[Form 4] SpartanNash Co Insider Trading Activity
Rhea-AI Filing Summary
SpartanNash Company insider Ileana McAlary reported multiple transactions tied to the completion of a merger with C&S Wholesale Grocers, LLC effective 09/22/2025. All outstanding SpartanNash common shares were cancelled and converted into a cash payment of $26.90 per share. SpartanNash restricted stock units and performance-based restricted stock units automatically vested, were cancelled, and converted into cash at the same per-share amount.
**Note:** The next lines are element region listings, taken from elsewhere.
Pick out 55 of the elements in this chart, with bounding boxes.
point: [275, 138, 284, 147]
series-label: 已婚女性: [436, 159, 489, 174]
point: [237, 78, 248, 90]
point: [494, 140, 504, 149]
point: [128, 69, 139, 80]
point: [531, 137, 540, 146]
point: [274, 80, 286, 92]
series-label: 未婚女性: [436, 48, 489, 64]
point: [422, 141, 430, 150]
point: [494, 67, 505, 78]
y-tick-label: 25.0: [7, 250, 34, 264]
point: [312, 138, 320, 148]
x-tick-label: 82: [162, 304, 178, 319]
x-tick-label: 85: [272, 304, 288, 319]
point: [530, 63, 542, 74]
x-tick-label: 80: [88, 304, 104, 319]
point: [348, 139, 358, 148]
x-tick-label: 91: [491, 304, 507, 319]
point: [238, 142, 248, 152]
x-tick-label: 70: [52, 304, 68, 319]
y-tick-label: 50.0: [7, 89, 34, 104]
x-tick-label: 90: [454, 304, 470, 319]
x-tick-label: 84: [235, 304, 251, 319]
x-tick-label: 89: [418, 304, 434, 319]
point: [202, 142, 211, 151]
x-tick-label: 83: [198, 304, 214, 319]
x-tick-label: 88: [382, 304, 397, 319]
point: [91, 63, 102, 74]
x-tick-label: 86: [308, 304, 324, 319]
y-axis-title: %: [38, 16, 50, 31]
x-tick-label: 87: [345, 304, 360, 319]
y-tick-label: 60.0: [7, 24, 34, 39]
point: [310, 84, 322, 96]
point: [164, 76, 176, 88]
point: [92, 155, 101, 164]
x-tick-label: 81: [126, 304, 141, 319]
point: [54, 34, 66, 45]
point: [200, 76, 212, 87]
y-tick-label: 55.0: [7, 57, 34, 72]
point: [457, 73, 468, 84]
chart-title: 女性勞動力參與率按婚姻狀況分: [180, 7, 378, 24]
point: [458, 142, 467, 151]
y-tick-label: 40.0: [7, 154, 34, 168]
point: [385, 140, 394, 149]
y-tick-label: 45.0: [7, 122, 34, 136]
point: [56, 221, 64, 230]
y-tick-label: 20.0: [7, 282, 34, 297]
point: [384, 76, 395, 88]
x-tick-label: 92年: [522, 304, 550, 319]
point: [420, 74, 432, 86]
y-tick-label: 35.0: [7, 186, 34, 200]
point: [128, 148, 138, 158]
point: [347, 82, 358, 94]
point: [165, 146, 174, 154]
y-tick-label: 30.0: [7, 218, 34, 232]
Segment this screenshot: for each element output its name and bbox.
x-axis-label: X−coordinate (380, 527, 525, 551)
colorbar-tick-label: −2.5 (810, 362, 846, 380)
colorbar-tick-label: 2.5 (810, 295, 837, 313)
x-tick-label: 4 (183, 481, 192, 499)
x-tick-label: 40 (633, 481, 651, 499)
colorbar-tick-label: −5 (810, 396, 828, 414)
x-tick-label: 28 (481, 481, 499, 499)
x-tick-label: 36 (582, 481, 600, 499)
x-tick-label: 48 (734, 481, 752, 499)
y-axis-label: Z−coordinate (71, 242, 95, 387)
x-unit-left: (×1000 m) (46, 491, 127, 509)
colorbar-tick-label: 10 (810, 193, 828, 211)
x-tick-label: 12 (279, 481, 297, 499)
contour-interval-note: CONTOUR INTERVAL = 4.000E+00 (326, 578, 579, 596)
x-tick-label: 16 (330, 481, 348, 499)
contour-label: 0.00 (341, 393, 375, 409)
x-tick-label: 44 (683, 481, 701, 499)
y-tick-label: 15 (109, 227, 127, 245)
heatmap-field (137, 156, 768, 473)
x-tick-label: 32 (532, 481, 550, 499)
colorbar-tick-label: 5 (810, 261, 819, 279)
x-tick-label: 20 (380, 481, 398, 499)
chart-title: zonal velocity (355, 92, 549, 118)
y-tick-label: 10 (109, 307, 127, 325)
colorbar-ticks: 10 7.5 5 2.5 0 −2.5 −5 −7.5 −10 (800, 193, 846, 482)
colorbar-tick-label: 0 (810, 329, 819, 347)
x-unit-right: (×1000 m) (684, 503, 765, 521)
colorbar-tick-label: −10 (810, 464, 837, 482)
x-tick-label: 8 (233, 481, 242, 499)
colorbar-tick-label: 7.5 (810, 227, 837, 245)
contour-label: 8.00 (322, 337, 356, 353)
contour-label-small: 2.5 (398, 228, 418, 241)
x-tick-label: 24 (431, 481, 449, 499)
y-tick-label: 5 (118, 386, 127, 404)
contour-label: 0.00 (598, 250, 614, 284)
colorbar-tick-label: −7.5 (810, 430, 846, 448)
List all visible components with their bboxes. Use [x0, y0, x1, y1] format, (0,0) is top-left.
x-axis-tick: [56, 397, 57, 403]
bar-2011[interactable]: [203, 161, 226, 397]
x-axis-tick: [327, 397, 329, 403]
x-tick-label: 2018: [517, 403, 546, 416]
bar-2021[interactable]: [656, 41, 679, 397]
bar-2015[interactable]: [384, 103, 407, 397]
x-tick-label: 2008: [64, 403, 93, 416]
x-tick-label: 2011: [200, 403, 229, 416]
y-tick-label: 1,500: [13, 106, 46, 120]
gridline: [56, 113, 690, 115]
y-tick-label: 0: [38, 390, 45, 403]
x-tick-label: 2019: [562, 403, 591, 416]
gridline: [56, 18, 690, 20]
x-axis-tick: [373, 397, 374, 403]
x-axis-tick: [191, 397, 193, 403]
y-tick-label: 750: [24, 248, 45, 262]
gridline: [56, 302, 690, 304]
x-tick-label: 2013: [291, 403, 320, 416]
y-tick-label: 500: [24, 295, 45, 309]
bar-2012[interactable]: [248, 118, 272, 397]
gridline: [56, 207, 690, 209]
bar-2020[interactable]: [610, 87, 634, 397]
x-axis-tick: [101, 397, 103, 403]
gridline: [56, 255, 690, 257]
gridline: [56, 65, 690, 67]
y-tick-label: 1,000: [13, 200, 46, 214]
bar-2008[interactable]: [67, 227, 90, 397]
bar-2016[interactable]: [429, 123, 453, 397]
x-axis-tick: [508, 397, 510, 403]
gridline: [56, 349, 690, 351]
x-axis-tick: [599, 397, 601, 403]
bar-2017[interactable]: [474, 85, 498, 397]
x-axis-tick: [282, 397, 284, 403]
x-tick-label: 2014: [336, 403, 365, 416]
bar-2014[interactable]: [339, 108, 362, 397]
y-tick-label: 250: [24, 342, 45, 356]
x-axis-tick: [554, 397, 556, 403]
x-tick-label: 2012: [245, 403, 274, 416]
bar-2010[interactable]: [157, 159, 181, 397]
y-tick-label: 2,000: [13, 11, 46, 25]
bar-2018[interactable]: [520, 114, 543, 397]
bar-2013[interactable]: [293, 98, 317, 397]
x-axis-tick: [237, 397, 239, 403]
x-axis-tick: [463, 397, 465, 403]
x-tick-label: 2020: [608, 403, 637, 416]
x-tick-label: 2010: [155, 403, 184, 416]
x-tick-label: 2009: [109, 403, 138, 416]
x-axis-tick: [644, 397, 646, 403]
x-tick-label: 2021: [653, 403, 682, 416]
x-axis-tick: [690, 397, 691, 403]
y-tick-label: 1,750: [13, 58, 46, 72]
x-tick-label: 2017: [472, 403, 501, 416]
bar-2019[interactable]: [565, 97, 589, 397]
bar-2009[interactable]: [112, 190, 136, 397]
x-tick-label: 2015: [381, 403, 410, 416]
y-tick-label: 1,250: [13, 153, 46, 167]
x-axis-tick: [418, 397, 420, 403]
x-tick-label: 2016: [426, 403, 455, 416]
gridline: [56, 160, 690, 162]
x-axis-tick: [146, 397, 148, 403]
The Form 4 shows disposals and cash-settled conversions of both stock and RSUs/PSUs, with 23,303 common shares and 56,769 common-equivalent shares reported among the transactions.
Positive
- Completed merger consideration: All SpartanNash shares and equity awards converted into a definite cash payment of $26.90 per share.
- Automatic vesting and cash settlement: RSUs and PSUs outstanding immediately before the Effective Time vested and were cash-settled, providing liquidity to awardees.
- Clear disclosure: Form 4 itemizes the share counts and treatment of RSUs/PSUs and states that amounts shown are gross before tax withholding.
Negative
- Public equity cancelled: The company’s common stock was cancelled at the Effective Time, eliminating public shareholding in SpartanNash.
- Gross proceeds subject to withholding: Actual cash received will be reduced by applicable tax withholding as noted in the filing.
Insights
TL;DR: Merger closed 09/22/2025: SpartanNash equity converted to $26.90 per share cash, realizing value for holders and canceling public stock.
The Form 4 documents the mechanical cash settlement of equity and equity awards upon the closing of the Merger Agreement with C&S Wholesale Grocers. Reported transactions include direct disposals of shares and cash settlements of restricted stock units and performance-based restricted stock units, reflecting the contractual conversion terms. The disclosed per-share cash consideration is explicit and the amounts shown reflect gross payments before tax withholding.
TL;DR: Insider disclosures show automatic vesting and cash-out of awards per merger terms; reporting follows Section 16 requirements.
The filing specifies that all outstanding common stock and outstanding RSUs/PSUs were cancelled and converted into cash at $26.90 per share at the Effective Time. The Form 4 lists vesting-triggered conversions (codes M) and disposals (code D), and notes withholding may reduce gross proceeds. This is a routine, material post-closing insider reporting event tied to a corporate change in control.